> some DNS clients will arbitrarily randomize the case of names to add an elemen...

wahern · on July 9, 2016

From RFC 1034 S. 3.1: "[D]omain name comparisons for all present domain functions are done in a case-insensitive manner, assuming an ASCII character set, and a high order zero bit. When you receive a domain name or label, you should preserve its case. The rationale for this choice is that we may someday need to add full binary domain names for new services; existing services would not be changed."

First, we can't speak of it being undefined in the same manner as we do undefined in the C standard. The DNS standards weren't this rigorous, and didn't use consistent terminology like MUST and SHOULD universal in today's RFCs.

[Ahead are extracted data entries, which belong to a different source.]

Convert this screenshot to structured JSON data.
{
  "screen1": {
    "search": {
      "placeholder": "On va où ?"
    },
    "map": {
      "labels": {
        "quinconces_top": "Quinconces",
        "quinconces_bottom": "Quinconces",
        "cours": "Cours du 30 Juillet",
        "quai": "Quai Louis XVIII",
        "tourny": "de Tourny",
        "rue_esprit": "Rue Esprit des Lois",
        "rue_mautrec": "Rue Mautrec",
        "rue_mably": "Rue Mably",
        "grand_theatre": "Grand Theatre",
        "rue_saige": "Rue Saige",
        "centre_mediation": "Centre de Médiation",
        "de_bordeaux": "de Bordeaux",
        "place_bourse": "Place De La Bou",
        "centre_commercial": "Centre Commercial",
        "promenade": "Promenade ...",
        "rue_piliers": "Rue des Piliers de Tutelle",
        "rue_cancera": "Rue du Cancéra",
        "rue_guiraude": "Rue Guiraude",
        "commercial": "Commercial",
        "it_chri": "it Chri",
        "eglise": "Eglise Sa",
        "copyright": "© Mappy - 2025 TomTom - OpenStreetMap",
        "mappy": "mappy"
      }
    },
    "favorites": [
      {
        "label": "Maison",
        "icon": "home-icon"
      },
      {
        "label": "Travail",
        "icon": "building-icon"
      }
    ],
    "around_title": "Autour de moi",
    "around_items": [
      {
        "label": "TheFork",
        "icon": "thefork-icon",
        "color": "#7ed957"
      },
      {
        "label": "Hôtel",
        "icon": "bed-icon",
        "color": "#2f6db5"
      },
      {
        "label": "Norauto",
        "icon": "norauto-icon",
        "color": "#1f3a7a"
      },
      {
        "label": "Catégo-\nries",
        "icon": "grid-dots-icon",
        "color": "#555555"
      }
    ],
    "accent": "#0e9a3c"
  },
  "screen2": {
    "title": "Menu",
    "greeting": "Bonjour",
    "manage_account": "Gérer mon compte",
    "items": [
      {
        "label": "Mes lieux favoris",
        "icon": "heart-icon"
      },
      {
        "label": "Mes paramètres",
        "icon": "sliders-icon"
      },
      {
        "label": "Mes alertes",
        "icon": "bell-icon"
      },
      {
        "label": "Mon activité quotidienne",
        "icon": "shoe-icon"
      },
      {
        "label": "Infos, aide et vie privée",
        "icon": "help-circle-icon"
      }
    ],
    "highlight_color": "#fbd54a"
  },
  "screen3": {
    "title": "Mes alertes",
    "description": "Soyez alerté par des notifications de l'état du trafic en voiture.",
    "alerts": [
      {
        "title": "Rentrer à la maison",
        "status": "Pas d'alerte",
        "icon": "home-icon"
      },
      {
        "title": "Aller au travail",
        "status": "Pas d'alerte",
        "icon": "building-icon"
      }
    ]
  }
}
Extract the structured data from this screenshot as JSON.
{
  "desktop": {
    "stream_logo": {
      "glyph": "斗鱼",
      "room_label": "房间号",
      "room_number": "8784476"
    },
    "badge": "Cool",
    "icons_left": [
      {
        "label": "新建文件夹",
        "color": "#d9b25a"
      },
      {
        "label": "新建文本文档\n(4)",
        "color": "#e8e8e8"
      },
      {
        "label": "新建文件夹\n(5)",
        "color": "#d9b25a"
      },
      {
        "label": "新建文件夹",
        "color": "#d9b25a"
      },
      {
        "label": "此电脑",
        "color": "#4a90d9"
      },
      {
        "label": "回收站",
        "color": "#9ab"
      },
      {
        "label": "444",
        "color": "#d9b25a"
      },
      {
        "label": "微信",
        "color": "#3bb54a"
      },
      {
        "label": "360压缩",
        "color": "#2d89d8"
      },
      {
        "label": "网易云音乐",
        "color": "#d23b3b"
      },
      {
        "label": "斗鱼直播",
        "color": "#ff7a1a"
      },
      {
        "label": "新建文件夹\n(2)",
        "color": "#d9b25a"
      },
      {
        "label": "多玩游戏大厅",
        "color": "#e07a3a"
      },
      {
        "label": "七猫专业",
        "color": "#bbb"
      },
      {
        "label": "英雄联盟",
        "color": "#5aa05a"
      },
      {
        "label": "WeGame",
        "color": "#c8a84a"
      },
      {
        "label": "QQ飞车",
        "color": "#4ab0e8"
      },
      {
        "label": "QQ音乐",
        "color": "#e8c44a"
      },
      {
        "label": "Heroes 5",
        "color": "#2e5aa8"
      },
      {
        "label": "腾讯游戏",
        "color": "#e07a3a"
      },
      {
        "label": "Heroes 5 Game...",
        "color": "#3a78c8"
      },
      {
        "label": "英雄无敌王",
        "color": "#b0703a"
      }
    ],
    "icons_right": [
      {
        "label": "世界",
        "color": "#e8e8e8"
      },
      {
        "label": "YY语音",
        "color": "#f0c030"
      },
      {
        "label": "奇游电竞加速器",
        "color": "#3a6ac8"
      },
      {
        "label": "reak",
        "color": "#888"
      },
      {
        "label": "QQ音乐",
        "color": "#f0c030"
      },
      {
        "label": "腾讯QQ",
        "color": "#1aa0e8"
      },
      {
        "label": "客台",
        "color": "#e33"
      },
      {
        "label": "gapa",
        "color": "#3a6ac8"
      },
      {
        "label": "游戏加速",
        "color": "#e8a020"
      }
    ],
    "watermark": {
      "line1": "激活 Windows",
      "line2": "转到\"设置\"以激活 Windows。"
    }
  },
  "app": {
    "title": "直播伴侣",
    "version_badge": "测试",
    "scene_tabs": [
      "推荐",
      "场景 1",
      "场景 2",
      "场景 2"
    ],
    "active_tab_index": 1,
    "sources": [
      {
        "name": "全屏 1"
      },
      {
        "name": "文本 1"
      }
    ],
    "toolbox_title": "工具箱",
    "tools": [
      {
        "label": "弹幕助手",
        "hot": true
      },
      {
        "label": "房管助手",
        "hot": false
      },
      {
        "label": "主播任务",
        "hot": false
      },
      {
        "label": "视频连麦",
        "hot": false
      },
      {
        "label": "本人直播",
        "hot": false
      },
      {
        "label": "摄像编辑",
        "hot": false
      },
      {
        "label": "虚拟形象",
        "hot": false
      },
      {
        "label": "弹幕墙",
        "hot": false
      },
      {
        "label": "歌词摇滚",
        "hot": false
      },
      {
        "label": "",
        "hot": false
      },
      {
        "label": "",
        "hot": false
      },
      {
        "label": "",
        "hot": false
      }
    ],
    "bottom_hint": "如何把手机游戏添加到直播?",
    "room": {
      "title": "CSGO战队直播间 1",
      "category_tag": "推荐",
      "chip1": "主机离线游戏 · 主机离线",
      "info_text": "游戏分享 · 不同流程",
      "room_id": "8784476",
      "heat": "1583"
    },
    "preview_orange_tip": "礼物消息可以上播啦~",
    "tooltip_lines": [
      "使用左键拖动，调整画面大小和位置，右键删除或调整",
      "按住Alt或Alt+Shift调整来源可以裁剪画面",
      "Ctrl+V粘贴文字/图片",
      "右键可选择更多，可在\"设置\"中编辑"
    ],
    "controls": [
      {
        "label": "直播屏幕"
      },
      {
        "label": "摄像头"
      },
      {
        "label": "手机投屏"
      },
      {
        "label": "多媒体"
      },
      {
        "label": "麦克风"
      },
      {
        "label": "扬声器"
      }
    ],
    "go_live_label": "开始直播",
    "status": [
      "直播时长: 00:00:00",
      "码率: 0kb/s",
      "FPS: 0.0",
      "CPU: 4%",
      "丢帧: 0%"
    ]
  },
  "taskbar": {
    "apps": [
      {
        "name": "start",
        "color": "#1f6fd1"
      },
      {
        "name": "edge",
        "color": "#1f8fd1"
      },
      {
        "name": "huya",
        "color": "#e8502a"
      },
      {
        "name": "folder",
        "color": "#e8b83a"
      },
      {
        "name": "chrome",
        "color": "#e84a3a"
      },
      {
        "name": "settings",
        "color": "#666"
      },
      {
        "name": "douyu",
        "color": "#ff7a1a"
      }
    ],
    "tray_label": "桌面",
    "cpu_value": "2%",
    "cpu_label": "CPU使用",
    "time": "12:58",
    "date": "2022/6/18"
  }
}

Second, they were explicit that while the existing services (e.g. IN class and A record type) were ASCII-based and case-insensitive, the binary protocol was meant to be 8-bit clean, that some labels might be 8-bit in the future, and it was expected and mandated that this capability be preserved. So strictly speaking, the RFC allowed a server to, e.g., modify the case of an A record label on the wire, but not of some unknown label. In practice it's easier to simply treat all labels in an 8-bit clean manner, and that's in fact what major implementations do. You literally have to go out of your way to do otherwise while still obeying the standard.

Caching name servers like BIND and unbound will reply with the identical question label. For example, notice in the following how the TTL is decremented (and thus being pulled from cache) but the query case is preserved:

  % dig -t A google.com                               
  ; <<>> DiG 9.8.3-P1 <<>> -t A google.com
  ;; global options: +cmd
  ;; Got answer:
  ;; ->>HEADER<<- opcode: QUERY, status: NOERROR, id: 20838
  ;; flags: qr rd ra; QUERY: 1, ANSWER: 1, AUTHORITY: 0, ADDITIONAL: 0
  
  ;; QUESTION SECTION:
  ;google.com.			IN	A
  
  ;; ANSWER SECTION:
  google.com.		105	IN	A	172.217.4.206
  
  ;; Query time: 0 msec
  ;; SERVER: 192.168.2.1#53(192.168.2.1)
  ;; WHEN: Sat Jul  9 00:45:57 2016
  ;; MSG SIZE  rcvd: 44

  $ dig -t A GoOgLe.com                               
  ; <<>> DiG 9.8.3-P1 <<>> -t A GoOgLe.com
  ;; global options: +cmd
  ;; Got answer:
  ;; ->>HEADER<<- opcode: QUERY, status: NOERROR, id: 7947
  ;; flags: qr rd ra; QUERY: 1, ANSWER: 1, AUTHORITY: 0, ADDITIONAL: 0
  
  ;; QUESTION SECTION:
  ;GoOgLe.com.			IN	A
  
  ;; ANSWER SECTION:
  GoOgLe.com.		95	IN	A	172.217.4.206
  
  ;; Query time: 0 msec
  ;; SERVER: 192.168.2.1#53(192.168.2.1)
  ;; WHEN: Sat Jul  9 00:46:07 2016
  ;; MSG SIZE  rcvd: 44

In reality, the core DNS infrastructure was perfectly capable of fully supporting raw UTF-8 labels (Though a DJB page suggests that some older versions of Unix gethostbyname stripped 8-bit labels.) Unlike other infrastructure, the implementations were fairly homogenous (until a few years ago BIND absolutely dominated), so ad hoc (and broken) implementations were few and far between. And unlike other infrastructure, there was very little incentive to violate 8-bit cleanliness. The biggest problems were not that some ad hoc implementations modified case, per se, but that some ad hoc caching proxies would reply with the case of a cached record. That's out of sheer laziness, or because they didn't read the standard closely enough. It's telling that BIND, unbound, and other major caching proxies are careful to preserve case in the reply even though that's not necessarily the easiest solution.

The real problem was edge software, like browsers, e-mail clients, etc, that baked in way more assumptions than warranted. Arguably IDNA and punycode took more effort to roll out than would have alternatives based on raw UTF-8. The core infrastructure software wasn't a real barrier, and the IDNA solution required more code at the edges. While the major browsers were facing lots of work regardless, most ad hoc software would have been fine just fixing 8-bit cleaniness problems and then punting on things like glyph security issues, especially if they weren't directly user facing. The vast majority of edge software would have just required some slight refactoring, not huge rewrites with library dependencies for the new compression scheme, etc.